USS High Point (PCH-1) was a High Point-class patrol craft of the United States Navy in commission from 1963 to 1975. She subsequently was in commission in the United States Coast Guard briefly in 1975.

==Construction and commissioning==
High Point was the first of a series of hydrofoil craft designed to evaluate the performance of hydrofoils for the U.S. Navy. The design of High Point began in April 1958 under project SCB 202. She had three submerged foils containing propulsion nacelles and propellers, and was also capable of riding on her hull like a more conventional ship.

High Point was launched on 17 August 1962 by J. M. Martinac Shipbuilding Corporation in Tacoma, Washington as a sub-contractor to Boeing in Seattle, Washington, at a cost of $2.08 million, together with Vickers, Inc. Marine and Ordnance Department in Waterbury, Connecticut, which provided hydraulic components and controls. Electronic equipment aboard, including automatic stabilization equipment and a dead reckoning navigation system, was developed and manufactured by the United Aircraft Corporation Hamilton Standard Division. She was commissioned on 15 August 1963 with Lieutenant H. G. Billerbeck in charge. She was named after High Point, North Carolina.

==Service history==
===U.S. Navy===
High Point carried out tests in Puget Sound from 1963 to 1967. On her foils, she obtained very high speeds, and the U.S. Navy evaluated her for mobility and flexibility as an antisubmarine warfare vessel. The U.S. Navy decommissioned her in March 1975.

===U.S. Coast Guard===
On 4 April 1975, the U.S. Navy transferred High Point to the United States Coast Guard, which acquired her to evaluate hydrofoil characteristics for use in law enforcement, search and rescue, and marine environmental protection missions. After a first round of tests in Puget Sound, the Coast Guard transferred her to San Francisco, California. While she was attempting to moor at Naval Station Treasure Island in San Francisco Bay, her turbine exploded. The $300,000 cost of repair was not in the Coast Guard budget, so the Coast Guard decommissioned her on 5 May 1975 and transferred her back to the U.S. Navy.

==Later disposition==
High Point was stricken from the Naval Vessel Register sometime in 1980. A private owner intent on restoring her purchased her in 2002, but the effort did not succeed. In 2005 Terence Orme purchased her to save her from being scrapped.
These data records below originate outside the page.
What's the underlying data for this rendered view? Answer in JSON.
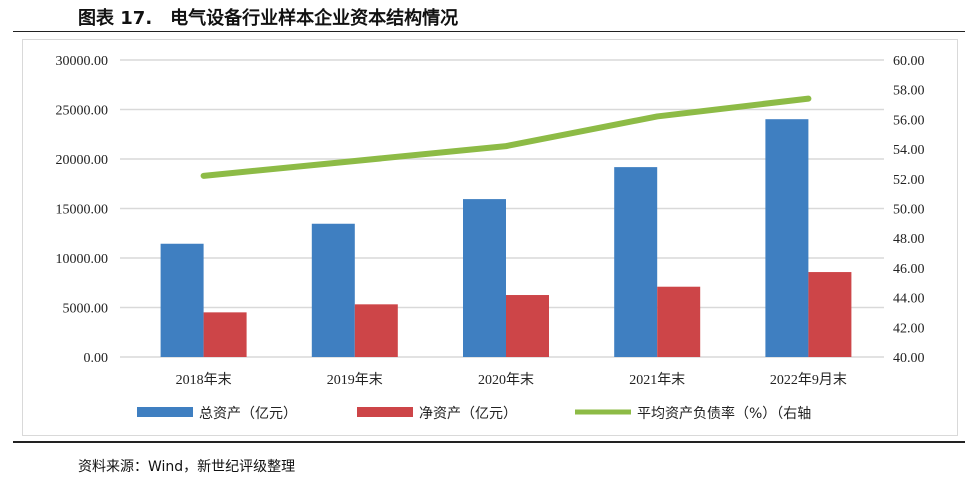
{
  "header": {
    "title": "图表 17.　电气设备行业样本企业资本结构情况"
  },
  "footer": {
    "source": "资料来源：Wind，新世纪评级整理"
  },
  "chart_data": {
    "type": "bar",
    "categories": [
      "2018年末",
      "2019年末",
      "2020年末",
      "2021年末",
      "2022年9月末"
    ],
    "series": [
      {
        "name": "总资产（亿元）",
        "type": "bar",
        "axis": "left",
        "color": "#3f7fc1",
        "values": [
          11440,
          13460,
          15950,
          19180,
          24020
        ]
      },
      {
        "name": "净资产（亿元）",
        "type": "bar",
        "axis": "left",
        "color": "#cd4548",
        "values": [
          4510,
          5320,
          6260,
          7100,
          8580
        ]
      },
      {
        "name": "平均资产负债率（%）（右轴",
        "type": "line",
        "axis": "right",
        "color": "#8dbb46",
        "values": [
          52.2,
          53.2,
          54.2,
          56.2,
          57.4
        ]
      }
    ],
    "ylim": [
      0,
      30000
    ],
    "yticks": [
      "0.00",
      "5000.00",
      "10000.00",
      "15000.00",
      "20000.00",
      "25000.00",
      "30000.00"
    ],
    "y2lim": [
      40,
      60
    ],
    "y2ticks": [
      "40.00",
      "42.00",
      "44.00",
      "46.00",
      "48.00",
      "50.00",
      "52.00",
      "54.00",
      "56.00",
      "58.00",
      "60.00"
    ],
    "grid": true,
    "legend": "bottom"
  }
}
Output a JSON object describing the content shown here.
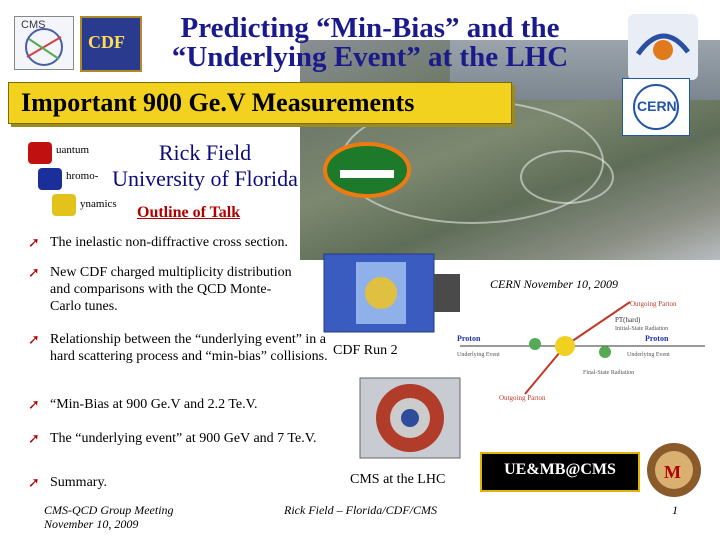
{
  "header": {
    "title_line1": "Predicting “Min-Bias” and the",
    "title_line2": "“Underlying Event” at the LHC"
  },
  "banner": {
    "text": "Important 900 Ge.V Measurements"
  },
  "author": {
    "name": "Rick Field",
    "affiliation": "University of Florida"
  },
  "qcd_logo": {
    "q": "uantum",
    "c": "hromo-",
    "d": "ynamics"
  },
  "outline": {
    "label": "Outline of Talk"
  },
  "bullets": [
    {
      "text": "The inelastic non-diffractive cross section."
    },
    {
      "text": "New CDF charged multiplicity distribution and comparisons with the QCD Monte-Carlo tunes."
    },
    {
      "text": "Relationship between the “underlying event” in a hard scattering process and “min-bias” collisions."
    },
    {
      "text": "“Min-Bias at 900 Ge.V and 2.2 Te.V."
    },
    {
      "text": "The “underlying event” at 900 GeV and 7 Te.V."
    },
    {
      "text": "Summary."
    }
  ],
  "labels": {
    "cdf_run2": "CDF Run 2",
    "cms_lhc": "CMS at the LHC",
    "cern_date": "CERN November 10, 2009",
    "ue_mb": "UE&MB@CMS",
    "cms_logo": "CMS",
    "cdf_logo": "CDF",
    "cern_logo": "CERN"
  },
  "diagram": {
    "proton_left": "Proton",
    "proton_right": "Proton",
    "outgoing_top": "Outgoing Parton",
    "outgoing_bottom": "Outgoing Parton",
    "pt_hard": "PT(hard)",
    "underlying_left": "Underlying Event",
    "underlying_right": "Underlying Event",
    "initial_state": "Initial-State Radiation",
    "final_state": "Final-State Radiation"
  },
  "footer": {
    "left_line1": "CMS-QCD Group Meeting",
    "left_line2": "November 10, 2009",
    "center": "Rick Field – Florida/CDF/CMS",
    "page": "1"
  },
  "colors": {
    "banner": "#f3d21f",
    "title": "#1a1a8c",
    "accent": "#b00000"
  }
}
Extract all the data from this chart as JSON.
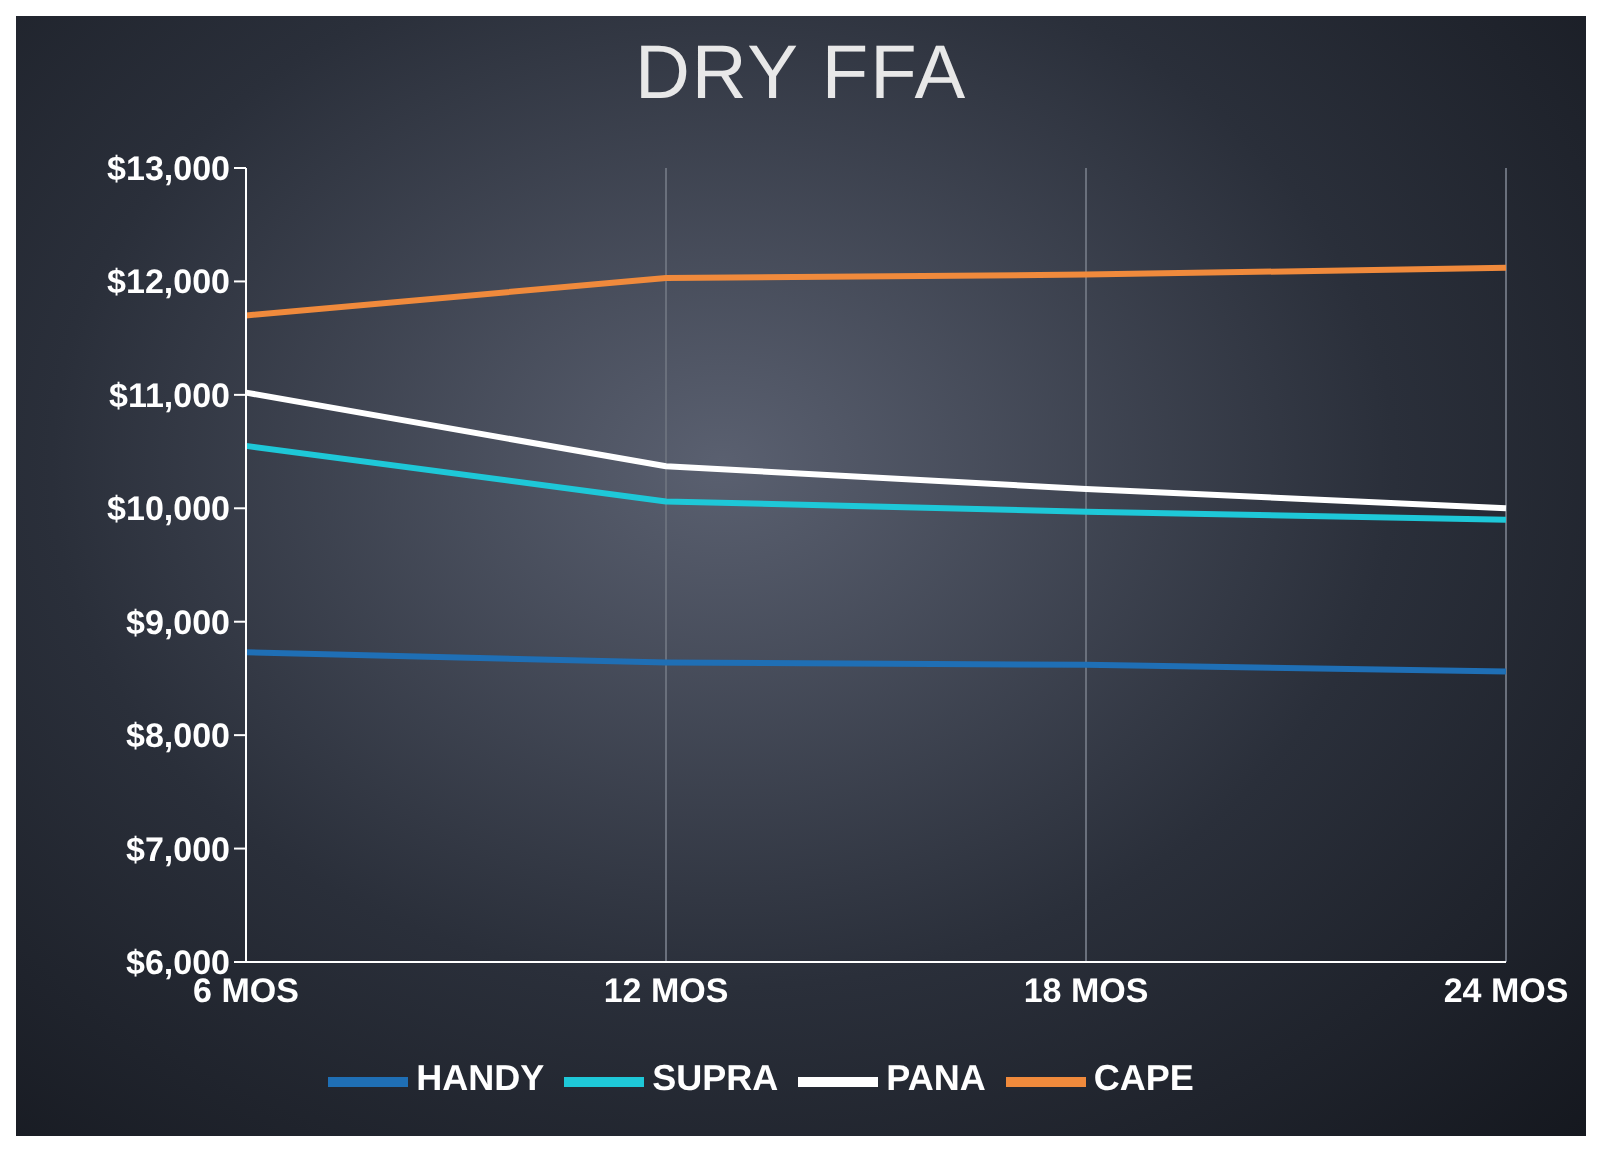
{
  "chart_data": {
    "type": "line",
    "title": "DRY FFA",
    "categories": [
      "6 MOS",
      "12 MOS",
      "18 MOS",
      "24 MOS"
    ],
    "series": [
      {
        "name": "HANDY",
        "color": "#1f6fb5",
        "values": [
          8730,
          8640,
          8620,
          8560
        ]
      },
      {
        "name": "SUPRA",
        "color": "#1ec8d8",
        "values": [
          10550,
          10060,
          9970,
          9900
        ]
      },
      {
        "name": "PANA",
        "color": "#ffffff",
        "values": [
          11020,
          10370,
          10170,
          10000
        ]
      },
      {
        "name": "CAPE",
        "color": "#f08a3c",
        "values": [
          11700,
          12030,
          12060,
          12120
        ]
      }
    ],
    "ylim": [
      6000,
      13000
    ],
    "yticks": [
      {
        "value": 6000,
        "label": "$6,000"
      },
      {
        "value": 7000,
        "label": "$7,000"
      },
      {
        "value": 8000,
        "label": "$8,000"
      },
      {
        "value": 9000,
        "label": "$9,000"
      },
      {
        "value": 10000,
        "label": "$10,000"
      },
      {
        "value": 11000,
        "label": "$11,000"
      },
      {
        "value": 12000,
        "label": "$12,000"
      },
      {
        "value": 13000,
        "label": "$13,000"
      }
    ],
    "grid": "x",
    "legend": "bottom",
    "marker": "none",
    "line_style": "solid"
  }
}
By 2009, she was moored at Tongue Point near Astoria, Oregon, where volunteers were restoring the vessel for use as a museum. These efforts were abandoned. In 2021, a private individual purchased High Point and began to restore her at Astoria with the goal of making her seaworthy once again.

When corrosion was found below her waterline, USS High Point was scrapped in August of 2023.